The <return_type> value of   1 (the default) begins the week on Sunday.  The <return_type> value of 2 begins the week on Monday.

=YEAR(<date>) Returns a four digit integer representing the year for the date argument.
=YEARFRAC(<start_date>, <end_date>, <basis>) Calculates a fraction representing the portion of the year between the two dates.  The values of <basis> determines the number of days in the year based on the  following values:

0          US (NASD) 30/360

1          Actual/actual

2          Actual/360

3          Actual/365

4          European 30/360

Knowing the basis of the calculation, you could multiply the resulting fraction to get the number of days between the two dates.

You probably notices that some of these functions are very similar to functions you already know in Excel, SQL or other development language.  However, several such as =EMONTH(), =EOMONTH, and =YEARFRAC() are new but are fairly simply to understand.  Some of these functions could help you build a date dimension table based on dates in a fact table if such a table does not already exist.  We’ll get to the details of how to do that later after we learn a few more functions so be patient.

Details about the Date and Time function can be found at: http://social.technet.microsoft.com/wiki/contents/articles/powerpivot-dax-date-and-time-functions.aspx as well as http://technet.microsoft.com/en-us/library/ee634786(SQL.110).aspx

Now that I have shown you how easy it is to figure out what some of the DAX functions do, I’m going to give you a homework assignment.  In the following list, I have included links for several other common function groups used in creating calculated columns with PowerPivot for Excel.

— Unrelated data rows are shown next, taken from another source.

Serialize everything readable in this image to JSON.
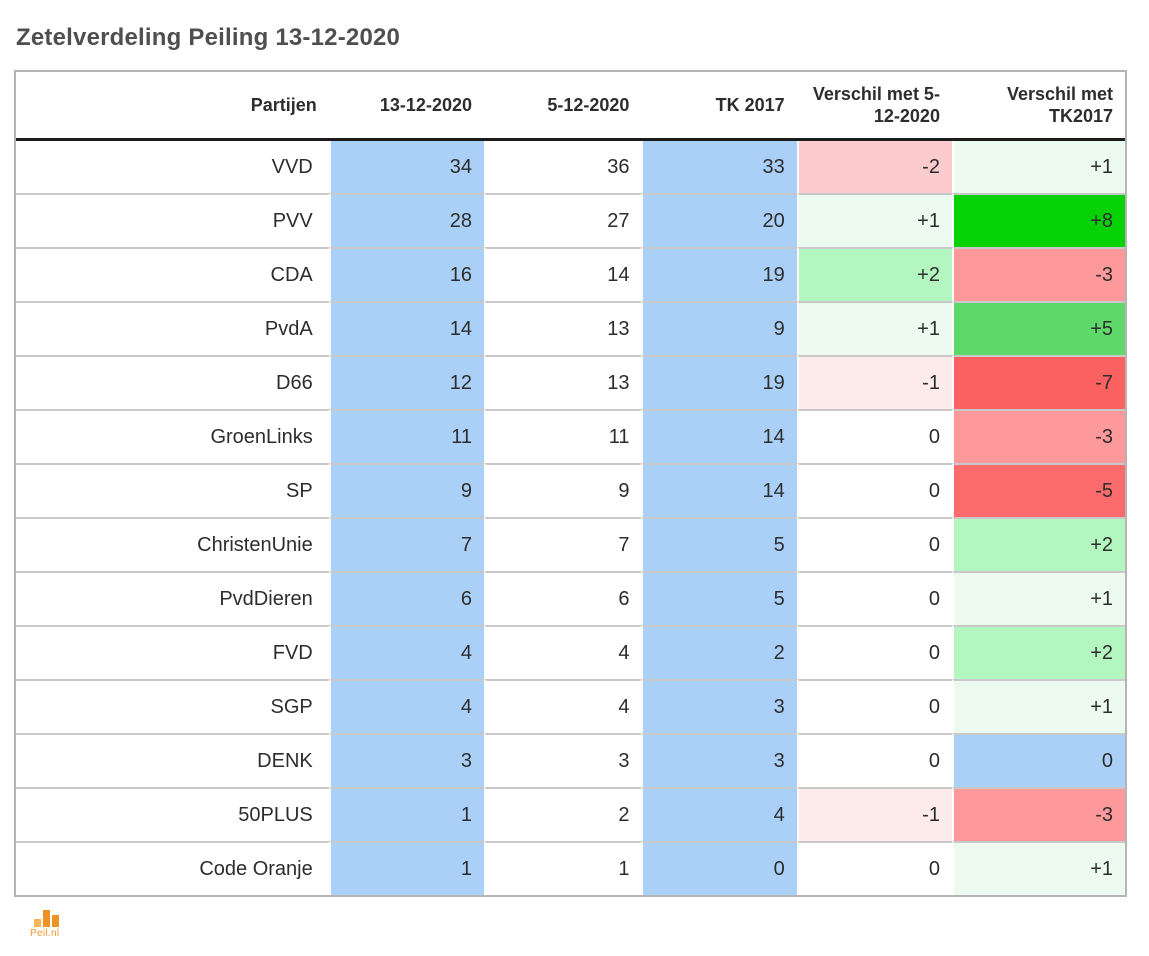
{
  "title": "Zetelverdeling Peiling 13-12-2020",
  "colors": {
    "cell_blue": "#abd0f8",
    "green_p1": "#ecfaf0",
    "green_p2": "#b3f6c0",
    "green_p5": "#5ed969",
    "green_p8": "#06d206",
    "red_m1": "#fdeaeb",
    "red_m2": "#fccbce",
    "red_m3": "#fd989b",
    "red_m5": "#fc6b6b",
    "red_m7": "#fb6161",
    "row_divider": "#c9c9c9",
    "header_divider": "#1c1c1c",
    "outer_border": "#b5b5b5",
    "logo_orange": "#ef9226"
  },
  "table": {
    "columns": [
      "Partijen",
      "13-12-2020",
      "5-12-2020",
      "TK 2017",
      "Verschil met 5-12-2020",
      "Verschil met TK2017"
    ],
    "rows": [
      {
        "cells": [
          {
            "text": "VVD"
          },
          {
            "text": "34",
            "bg": "#abd0f8"
          },
          {
            "text": "36"
          },
          {
            "text": "33",
            "bg": "#abd0f8"
          },
          {
            "text": "-2",
            "bg": "#fccbce"
          },
          {
            "text": "+1",
            "bg": "#ecfaf0"
          }
        ]
      },
      {
        "cells": [
          {
            "text": "PVV"
          },
          {
            "text": "28",
            "bg": "#abd0f8"
          },
          {
            "text": "27"
          },
          {
            "text": "20",
            "bg": "#abd0f8"
          },
          {
            "text": "+1",
            "bg": "#ecfaf0"
          },
          {
            "text": "+8",
            "bg": "#06d206"
          }
        ]
      },
      {
        "cells": [
          {
            "text": "CDA"
          },
          {
            "text": "16",
            "bg": "#abd0f8"
          },
          {
            "text": "14"
          },
          {
            "text": "19",
            "bg": "#abd0f8"
          },
          {
            "text": "+2",
            "bg": "#b3f6c0"
          },
          {
            "text": "-3",
            "bg": "#fd989b"
          }
        ]
      },
      {
        "cells": [
          {
            "text": "PvdA"
          },
          {
            "text": "14",
            "bg": "#abd0f8"
          },
          {
            "text": "13"
          },
          {
            "text": "9",
            "bg": "#abd0f8"
          },
          {
            "text": "+1",
            "bg": "#ecfaf0"
          },
          {
            "text": "+5",
            "bg": "#5ed969"
          }
        ]
      },
      {
        "cells": [
          {
            "text": "D66"
          },
          {
            "text": "12",
            "bg": "#abd0f8"
          },
          {
            "text": "13"
          },
          {
            "text": "19",
            "bg": "#abd0f8"
          },
          {
            "text": "-1",
            "bg": "#fdeaeb"
          },
          {
            "text": "-7",
            "bg": "#fb6161"
          }
        ]
      },
      {
        "cells": [
          {
            "text": "GroenLinks"
          },
          {
            "text": "11",
            "bg": "#abd0f8"
          },
          {
            "text": "11"
          },
          {
            "text": "14",
            "bg": "#abd0f8"
          },
          {
            "text": "0"
          },
          {
            "text": "-3",
            "bg": "#fd989b"
          }
        ]
      },
      {
        "cells": [
          {
            "text": "SP"
          },
          {
            "text": "9",
            "bg": "#abd0f8"
          },
          {
            "text": "9"
          },
          {
            "text": "14",
            "bg": "#abd0f8"
          },
          {
            "text": "0"
          },
          {
            "text": "-5",
            "bg": "#fc6b6b"
          }
        ]
      },
      {
        "cells": [
          {
            "text": "ChristenUnie"
          },
          {
            "text": "7",
            "bg": "#abd0f8"
          },
          {
            "text": "7"
          },
          {
            "text": "5",
            "bg": "#abd0f8"
          },
          {
            "text": "0"
          },
          {
            "text": "+2",
            "bg": "#b3f6c0"
          }
        ]
      },
      {
        "cells": [
          {
            "text": "PvdDieren"
          },
          {
            "text": "6",
            "bg": "#abd0f8"
          },
          {
            "text": "6"
          },
          {
            "text": "5",
            "bg": "#abd0f8"
          },
          {
            "text": "0"
          },
          {
            "text": "+1",
            "bg": "#ecfaf0"
          }
        ]
      },
      {
        "cells": [
          {
            "text": "FVD"
          },
          {
            "text": "4",
            "bg": "#abd0f8"
          },
          {
            "text": "4"
          },
          {
            "text": "2",
            "bg": "#abd0f8"
          },
          {
            "text": "0"
          },
          {
            "text": "+2",
            "bg": "#b3f6c0"
          }
        ]
      },
      {
        "cells": [
          {
            "text": "SGP"
          },
          {
            "text": "4",
            "bg": "#abd0f8"
          },
          {
            "text": "4"
          },
          {
            "text": "3",
            "bg": "#abd0f8"
          },
          {
            "text": "0"
          },
          {
            "text": "+1",
            "bg": "#ecfaf0"
          }
        ]
      },
      {
        "cells": [
          {
            "text": "DENK"
          },
          {
            "text": "3",
            "bg": "#abd0f8"
          },
          {
            "text": "3"
          },
          {
            "text": "3",
            "bg": "#abd0f8"
          },
          {
            "text": "0"
          },
          {
            "text": "0",
            "bg": "#abd0f8"
          }
        ]
      },
      {
        "cells": [
          {
            "text": "50PLUS"
          },
          {
            "text": "1",
            "bg": "#abd0f8"
          },
          {
            "text": "2"
          },
          {
            "text": "4",
            "bg": "#abd0f8"
          },
          {
            "text": "-1",
            "bg": "#fdeaeb"
          },
          {
            "text": "-3",
            "bg": "#fd989b"
          }
        ]
      },
      {
        "cells": [
          {
            "text": "Code Oranje"
          },
          {
            "text": "1",
            "bg": "#abd0f8"
          },
          {
            "text": "1"
          },
          {
            "text": "0",
            "bg": "#abd0f8"
          },
          {
            "text": "0"
          },
          {
            "text": "+1",
            "bg": "#ecfaf0"
          }
        ]
      }
    ]
  },
  "chart_data": {
    "type": "table",
    "title": "Zetelverdeling Peiling 13-12-2020",
    "categories": [
      "VVD",
      "PVV",
      "CDA",
      "PvdA",
      "D66",
      "GroenLinks",
      "SP",
      "ChristenUnie",
      "PvdDieren",
      "FVD",
      "SGP",
      "DENK",
      "50PLUS",
      "Code Oranje"
    ],
    "series": [
      {
        "name": "13-12-2020",
        "values": [
          34,
          28,
          16,
          14,
          12,
          11,
          9,
          7,
          6,
          4,
          4,
          3,
          1,
          1
        ]
      },
      {
        "name": "5-12-2020",
        "values": [
          36,
          27,
          14,
          13,
          13,
          11,
          9,
          7,
          6,
          4,
          4,
          3,
          2,
          1
        ]
      },
      {
        "name": "TK 2017",
        "values": [
          33,
          20,
          19,
          9,
          19,
          14,
          14,
          5,
          5,
          2,
          3,
          3,
          4,
          0
        ]
      },
      {
        "name": "Verschil met 5-12-2020",
        "values": [
          -2,
          1,
          2,
          1,
          -1,
          0,
          0,
          0,
          0,
          0,
          0,
          0,
          -1,
          0
        ]
      },
      {
        "name": "Verschil met TK2017",
        "values": [
          1,
          8,
          -3,
          5,
          -7,
          -3,
          -5,
          2,
          1,
          2,
          1,
          0,
          -3,
          1
        ]
      }
    ]
  },
  "footer": {
    "logo_text": "Peil.nl"
  }
}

For Information Functions, go to: http://technet.microsoft.com/en-us/library/ee634552(SQL.110).aspx

http://social.technet.microsoft.com/wiki/contents/articles/powerpivot-dax-information-functions.aspx

For Logical functions go to: http://technet.microsoft.com/en-us/library/ee634365(SQL.110).aspx

http://social.technet.microsoft.com/wiki/contents/articles/powerpivot-dax-logical-functions.aspx

For Math and Trigonometry functions go to: http://technet.microsoft.com/en-us/library/ee634241(SQL.110).aspx

http://social.technet.microsoft.com/wiki/contents/articles/powerpivot-dax-math-and-trigonometric-functions.aspx

For Statistical functions go to: http://technet.microsoft.com/en-us/library/ee634822(SQL.110).aspx

http://social.technet.microsoft.com/wiki/contents/articles/powerpivot-dax-statistical-functions.aspx

For the next several weeks, there are some other topics I want to cover while you spend some time exploring and working with these functions before moving on to some of the more complex DAX functions and how to begin nesting them to produce interesting results.  One last point that deserves repeating, while the Time Intelligence functions are actually related to the Date and Time functions, they are significantly more complex to understand so we group them separately and will examine them at a later time after exploring some of the other function groups.